Hell yeah! It’s hard to look past the King Gizzard effect when thinking about how interest around the world in Aussie psych bands has grown so much in the past 5-10 years. I think the band being so prolific has given fans an appetite for a regular turnover of new music, and with there being so many incredible bands in the scene around Australia, people just have to dive into the independent scenes of Sydney and Melbourne in particular, but all over the country really, to find another instant favourite basically on demand.

These days, psych-rock has almost become synonymous with Australia and some of our bands like Pseudo Mind Hive, Narla, Kimono Drag Queens and Foot are right at the forefront. I don’t think there’s been as much interest and musical quality in a scene since Seattle in the 90s, and long may it continue!

How do you think these acts would fare in Europe?

They’d absolutely clean up, no doubt about that from my point of view. There’s such a great amount of respect back in Europe for the psych-rock scene that’s been developed here in Australia over the years and I’m certain that there are a whole host of Europeans that are really jealous of some of these line-ups that Australians get to witness on the regular. I was one of them!

It’s definitely a big frustration that geography is such a big obstacle to these incredible bands playing in Europe but hopefully the popularity of some of them is growing to the point that it will soon be possible for them to tour over there. One day I’d love to be able to bring a few of our bands back over to Europe with us for some shows, that’s the big goal for me.

What words of advice would you offer to other people who are keen to start a label themselves?

Do it! There’s so much I’ve picked up over the last few years but one of the most important things would be to only release the music you love. It sounds obvious, but fans will see through the bullshit in seconds and ultimately your enthusiasm for a release will help ears gravitate towards it.

Also, accept you won’t know everything and don’t be afraid to ask questions.
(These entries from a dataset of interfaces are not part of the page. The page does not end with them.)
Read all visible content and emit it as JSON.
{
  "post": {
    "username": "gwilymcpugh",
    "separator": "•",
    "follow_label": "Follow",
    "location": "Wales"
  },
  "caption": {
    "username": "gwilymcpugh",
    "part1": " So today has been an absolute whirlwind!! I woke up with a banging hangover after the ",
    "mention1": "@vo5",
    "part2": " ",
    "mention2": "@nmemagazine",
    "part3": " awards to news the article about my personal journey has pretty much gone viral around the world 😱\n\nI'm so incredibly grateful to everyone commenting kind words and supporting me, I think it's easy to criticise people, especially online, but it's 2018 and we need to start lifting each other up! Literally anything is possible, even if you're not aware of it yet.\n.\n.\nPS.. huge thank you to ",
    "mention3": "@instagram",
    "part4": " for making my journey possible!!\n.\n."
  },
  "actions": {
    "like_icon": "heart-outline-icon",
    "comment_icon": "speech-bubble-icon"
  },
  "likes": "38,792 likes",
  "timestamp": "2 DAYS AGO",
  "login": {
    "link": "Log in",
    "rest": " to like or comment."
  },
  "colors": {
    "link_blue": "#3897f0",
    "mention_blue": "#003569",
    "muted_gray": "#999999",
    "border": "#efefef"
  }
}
I’ve leant on tonnes of other record label friends around the globe for answers and advice since we started, and I’ve had a lot of other labels lean on me. It’s way more of a community out there than I realised before. Labels really are out there supporting each other, not competing to put the next one out of business.


You’ve got a big year coming up next year. What are you excited about moving forward?

Yeah, it’s well on track to be our biggest year yet, and I’m really excited to share the releases with everyone! Some of it is contingent on bands being able to get into a room and record with one another as COVID lockdowns in Melbourne and the UK hopefully start to ease, but it’s looking like things will work out eventually. We try to support a different charity with each release too, donating 20% of the label’s share of the profits every time, so I’m really excited to be able to give back in an even bigger way next year than we were able to in 2020.

We’ll hopefully have follow-up albums to the incredible debuts that Sleeping Giant and School Disco handed us in 2019, as well as a new record from Foot, after their 3rd album ‘The Balance of Nature Shifted’ landed back in May. Foot are also celebrating the five year anniversary of their debut album in June next year, so we’ll definitely do something special for that!

There’ll also be a few surprises that we are just putting the finishing touches on but we’ll probably see another Aussie psych favourite of ours returning to Copper Feast, plus some new friends coming along for the ride!

I always leave a bit of room in the schedule for some unexpected projects too, so who knows what else will happen…

Callum, with a backpack full of vinyl.